El Evangelio de hoy nos presenta el
episodio de la expulsión de los vendedores del templo. Jesús «hizo un
látigo de cuerdas y los echó a todos del Templo, junto con sus ovejas y
sus bueyes » (Jn 2,15). El dinero, todo. Este gesto suscitó una fuerte impresión, en la gente y los discipulos. Aparece claramente como un gesto profético,
tan es así que algunos de los presentes preguntaron a Jesús: «¿Qué
signo nos das para obrar así?» (v. 18) ¿Quién eres tú para actuar así?
– o sea una señal divina, prodigiosa que muestre a Jesús como enviado
de Dios. Y Él respondió: «Destruyan este templo y en tres días lo
volveré a levantar» (v. 19). Le replicaron: «han sido necesarios
cuarenta y seis años para construir este Templo, ¿y tú lo vas a
levantar en tres días?» (v. 20).
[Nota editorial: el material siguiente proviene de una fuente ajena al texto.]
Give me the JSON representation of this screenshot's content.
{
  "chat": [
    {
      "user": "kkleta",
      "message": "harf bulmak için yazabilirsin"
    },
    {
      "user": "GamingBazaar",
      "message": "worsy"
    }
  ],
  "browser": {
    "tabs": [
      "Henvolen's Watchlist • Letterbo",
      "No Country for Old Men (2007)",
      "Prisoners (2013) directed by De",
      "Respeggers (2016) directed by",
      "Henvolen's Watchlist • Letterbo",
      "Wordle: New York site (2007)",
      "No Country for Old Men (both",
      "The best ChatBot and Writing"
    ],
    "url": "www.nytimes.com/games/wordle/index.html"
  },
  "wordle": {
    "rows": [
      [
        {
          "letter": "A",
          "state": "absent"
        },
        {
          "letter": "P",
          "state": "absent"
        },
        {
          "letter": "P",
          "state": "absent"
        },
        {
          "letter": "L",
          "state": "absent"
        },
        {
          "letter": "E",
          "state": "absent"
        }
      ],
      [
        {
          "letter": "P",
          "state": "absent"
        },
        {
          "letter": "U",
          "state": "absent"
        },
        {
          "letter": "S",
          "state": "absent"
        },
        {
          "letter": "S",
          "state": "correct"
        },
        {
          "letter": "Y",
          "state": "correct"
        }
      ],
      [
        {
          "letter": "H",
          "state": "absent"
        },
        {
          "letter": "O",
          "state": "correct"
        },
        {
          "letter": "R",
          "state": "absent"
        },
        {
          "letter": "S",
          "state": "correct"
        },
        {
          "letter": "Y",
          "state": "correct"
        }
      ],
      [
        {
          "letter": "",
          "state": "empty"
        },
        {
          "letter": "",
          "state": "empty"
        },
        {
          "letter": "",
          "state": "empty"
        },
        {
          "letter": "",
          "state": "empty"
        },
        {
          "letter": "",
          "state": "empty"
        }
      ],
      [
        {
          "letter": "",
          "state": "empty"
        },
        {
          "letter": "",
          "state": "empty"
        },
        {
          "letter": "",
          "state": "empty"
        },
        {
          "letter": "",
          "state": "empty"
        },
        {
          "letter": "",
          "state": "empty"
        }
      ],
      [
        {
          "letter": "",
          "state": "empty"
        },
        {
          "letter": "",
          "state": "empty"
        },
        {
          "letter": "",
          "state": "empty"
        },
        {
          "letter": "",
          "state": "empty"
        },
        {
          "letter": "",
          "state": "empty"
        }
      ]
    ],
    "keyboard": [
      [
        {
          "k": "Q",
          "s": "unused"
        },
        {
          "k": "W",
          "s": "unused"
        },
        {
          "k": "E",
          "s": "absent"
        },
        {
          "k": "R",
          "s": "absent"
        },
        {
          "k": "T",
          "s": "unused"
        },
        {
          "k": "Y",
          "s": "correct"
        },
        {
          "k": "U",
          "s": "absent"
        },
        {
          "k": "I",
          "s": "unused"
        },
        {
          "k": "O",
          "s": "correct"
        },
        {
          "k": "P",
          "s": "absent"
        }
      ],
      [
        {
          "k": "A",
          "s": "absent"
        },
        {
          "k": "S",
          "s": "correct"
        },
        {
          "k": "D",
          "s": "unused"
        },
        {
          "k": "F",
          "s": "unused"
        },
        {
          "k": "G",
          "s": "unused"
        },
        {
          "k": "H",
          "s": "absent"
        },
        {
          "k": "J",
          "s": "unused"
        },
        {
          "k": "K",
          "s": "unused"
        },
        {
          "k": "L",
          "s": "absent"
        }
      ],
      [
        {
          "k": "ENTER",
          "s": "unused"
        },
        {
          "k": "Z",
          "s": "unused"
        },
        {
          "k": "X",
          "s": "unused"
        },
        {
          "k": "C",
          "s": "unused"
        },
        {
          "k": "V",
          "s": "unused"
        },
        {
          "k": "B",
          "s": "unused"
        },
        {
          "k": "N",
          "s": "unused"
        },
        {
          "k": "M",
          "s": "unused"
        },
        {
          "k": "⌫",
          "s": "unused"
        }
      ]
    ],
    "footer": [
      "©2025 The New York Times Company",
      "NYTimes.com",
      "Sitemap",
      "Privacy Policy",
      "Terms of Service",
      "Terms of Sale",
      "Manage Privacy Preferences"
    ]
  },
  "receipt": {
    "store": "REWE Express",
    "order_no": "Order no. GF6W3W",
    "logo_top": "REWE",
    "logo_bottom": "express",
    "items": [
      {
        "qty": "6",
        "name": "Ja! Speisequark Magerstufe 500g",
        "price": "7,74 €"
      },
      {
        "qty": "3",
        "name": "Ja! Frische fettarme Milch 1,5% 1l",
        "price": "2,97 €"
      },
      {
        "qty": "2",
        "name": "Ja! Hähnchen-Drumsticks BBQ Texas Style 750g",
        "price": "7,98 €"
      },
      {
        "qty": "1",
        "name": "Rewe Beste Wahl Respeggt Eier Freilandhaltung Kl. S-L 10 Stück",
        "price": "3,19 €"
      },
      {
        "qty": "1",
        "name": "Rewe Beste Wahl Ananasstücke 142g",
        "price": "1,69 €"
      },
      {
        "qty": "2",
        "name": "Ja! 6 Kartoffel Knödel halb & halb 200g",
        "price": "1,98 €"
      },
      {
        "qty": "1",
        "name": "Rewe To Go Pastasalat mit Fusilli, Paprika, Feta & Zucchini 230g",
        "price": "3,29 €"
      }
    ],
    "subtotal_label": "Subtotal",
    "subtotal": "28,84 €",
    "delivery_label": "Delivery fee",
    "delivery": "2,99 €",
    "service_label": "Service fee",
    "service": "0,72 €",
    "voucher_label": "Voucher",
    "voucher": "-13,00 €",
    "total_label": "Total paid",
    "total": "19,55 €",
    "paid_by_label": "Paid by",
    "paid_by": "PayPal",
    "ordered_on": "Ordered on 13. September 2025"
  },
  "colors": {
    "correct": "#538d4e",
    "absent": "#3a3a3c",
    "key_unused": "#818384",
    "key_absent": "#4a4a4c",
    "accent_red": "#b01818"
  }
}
No habían entendido que el Señor se
refería al templo vivo de su cuerpo, que habría sido destruído
con la muerte en la cruz, pero que habría resucitado al tercer día. Por
esto, en tres días. «Cuando Jesús resucitó – escribe el Evangelista-
sus discípulos recordaron que él había dicho esto, y creyeron en la
Escritura y en la palabra que había pronunciado» (v. 22).
En efecto, este gesto de Jesús y su
mensaje profético se entienden completamente a la luz de su Pascua.
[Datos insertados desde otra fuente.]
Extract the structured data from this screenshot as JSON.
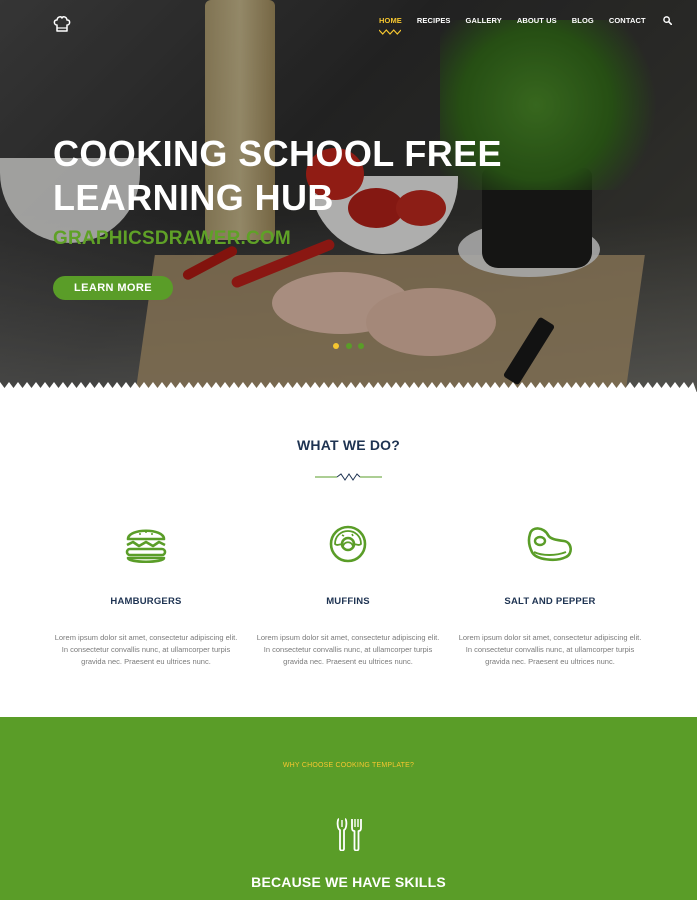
{
  "nav": {
    "items": [
      {
        "label": "HOME",
        "active": true
      },
      {
        "label": "RECIPES",
        "active": false
      },
      {
        "label": "GALLERY",
        "active": false
      },
      {
        "label": "ABOUT US",
        "active": false
      },
      {
        "label": "BLOG",
        "active": false
      },
      {
        "label": "CONTACT",
        "active": false
      }
    ],
    "logo_icon": "chef-hat-icon",
    "search_icon": "search-icon"
  },
  "hero": {
    "title": "COOKING SCHOOL FREE LEARNING HUB",
    "subtitle": "GRAPHICSDRAWER.COM",
    "button_label": "LEARN MORE",
    "slides": {
      "count": 3,
      "active_index": 0
    }
  },
  "what_we_do": {
    "title": "WHAT WE DO?",
    "features": [
      {
        "icon": "burger-icon",
        "title": "HAMBURGERS",
        "text": "Lorem ipsum dolor sit amet, consectetur adipiscing elit. In consectetur convallis nunc, at ullamcorper turpis gravida nec. Praesent eu ultrices nunc."
      },
      {
        "icon": "donut-icon",
        "title": "MUFFINS",
        "text": "Lorem ipsum dolor sit amet, consectetur adipiscing elit. In consectetur convallis nunc, at ullamcorper turpis gravida nec. Praesent eu ultrices nunc."
      },
      {
        "icon": "steak-icon",
        "title": "SALT AND PEPPER",
        "text": "Lorem ipsum dolor sit amet, consectetur adipiscing elit. In consectetur convallis nunc, at ullamcorper turpis gravida nec. Praesent eu ultrices nunc."
      }
    ]
  },
  "why": {
    "tagline": "WHY CHOOSE COOKING TEMPLATE?",
    "icon": "fork-knife-icon",
    "title": "BECAUSE WE HAVE SKILLS"
  },
  "colors": {
    "accent_green": "#5a9d28",
    "accent_yellow": "#f5c630",
    "heading_navy": "#1e3352",
    "body_gray": "#7a7a7a"
  }
}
Aquí tenemos, según el Evangelista Juan, el primer anuncio de la muerte y
resurrección de Cristo: su cuerpo, destruído en la cruz por la
violencia del pecado, en la Resurrección se convertirá en el lugar del encuentro universal entre Dios y los hombres.
Y Cristo Resucitado es precisamente el lugar del encuentro universal -
¡de todos ! - entre Dios y los hombres. Por esto su humanidad es el
verdadero templo, donde Dios se revela, habla, se deja encontrar; y los verdaderos adoradores
de Dios no son los custodios del templo material, los detentores del
poder y del saber religioso, sino aquellos que adoran a Dios «en espíritu y verdad» (Jn 4,23).
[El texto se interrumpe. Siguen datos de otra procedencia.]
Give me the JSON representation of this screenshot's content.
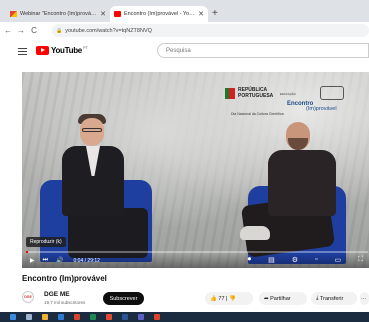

En este tiempo de Cuaresma nos estamos preparando para la celebración de la Pascua, donde renovaremos las promesas de nuestro Bautismo.
Caminemos por el mundo como Jesús y hagamos de toda nuestra existencia
un signo de su amor por nuestros hermanos, especialmente los más débiles
y los más pobres, nosotros construimos a Dios un templo en nuestra vida.
Y de esta manera lo hacemos “encontrable” para tantas personas que
encontramos en nuestro camino. Si somos testimonios de este Cristo vivo,
mucha gente encontrará a Jesús en nosotros, en nuestro testimonio.
Pero – nos preguntamos y cada uno de nosotros se puede preguntar – ¿en
mi vida el Señor se siente verdaderamente a casa?. ¿Lo dejamos hacer
“limpieza” en nuestro corazón y expulsar a los ídolos, o sea aquellas
actitudes de codicia, celos, mundanidad, envidia, odio, aquella
costumbre de hablar mal de los otros? ¿Lo dejo hacer limpieza de todos
los comportamientos contra Dios, contra el prójimo y contra nosotros
mismos, como hoy hemos escuchado en la primera Lectura? Cada uno se
puede responder, en silencio en su corazón: “¿Dejo que Jesús haga un
poco de limpieza en mi corazón?”. “ ¡Padre, tengo miedo que me apalee!”.
Jesús jamás apalea. Jesús limpiará con ternura, con misericordia, con
amor. La misericordia es su manera de limpiar. Dejemos, cada uno de
nosotros, dejemos que el Señor entre con su misericordia - no con el
látigo, no, con su misericordia - a hacer limpieza en nuestros
corazones. El látigo de Jesús es su misericordia. Abrámosle la puerta
para que limpie un poco.
Cada Eucaristía que
celebramos con fe nos hace crecer como templo vivo del Señor, gracias a
la comunión con su Cuerpo crucificado y resucitado. Jesús conoce aquello
que hay en cada uno de nosotros, y conoce también nuestro más ardiente
anhelo: ser habitado por Él, sólo por Él. Dejémoslo entrar en nuestra
vida, en nuestra familia, en nuestros corazones. Que María Santísima,
morada privilegiada del Hijo de Dios, nos acompañe y nos sostenga en el
itinerario cuaresmal, para que podamos redescubrir la belleza del
encuentro con Cristo, que nos libra y nos salva.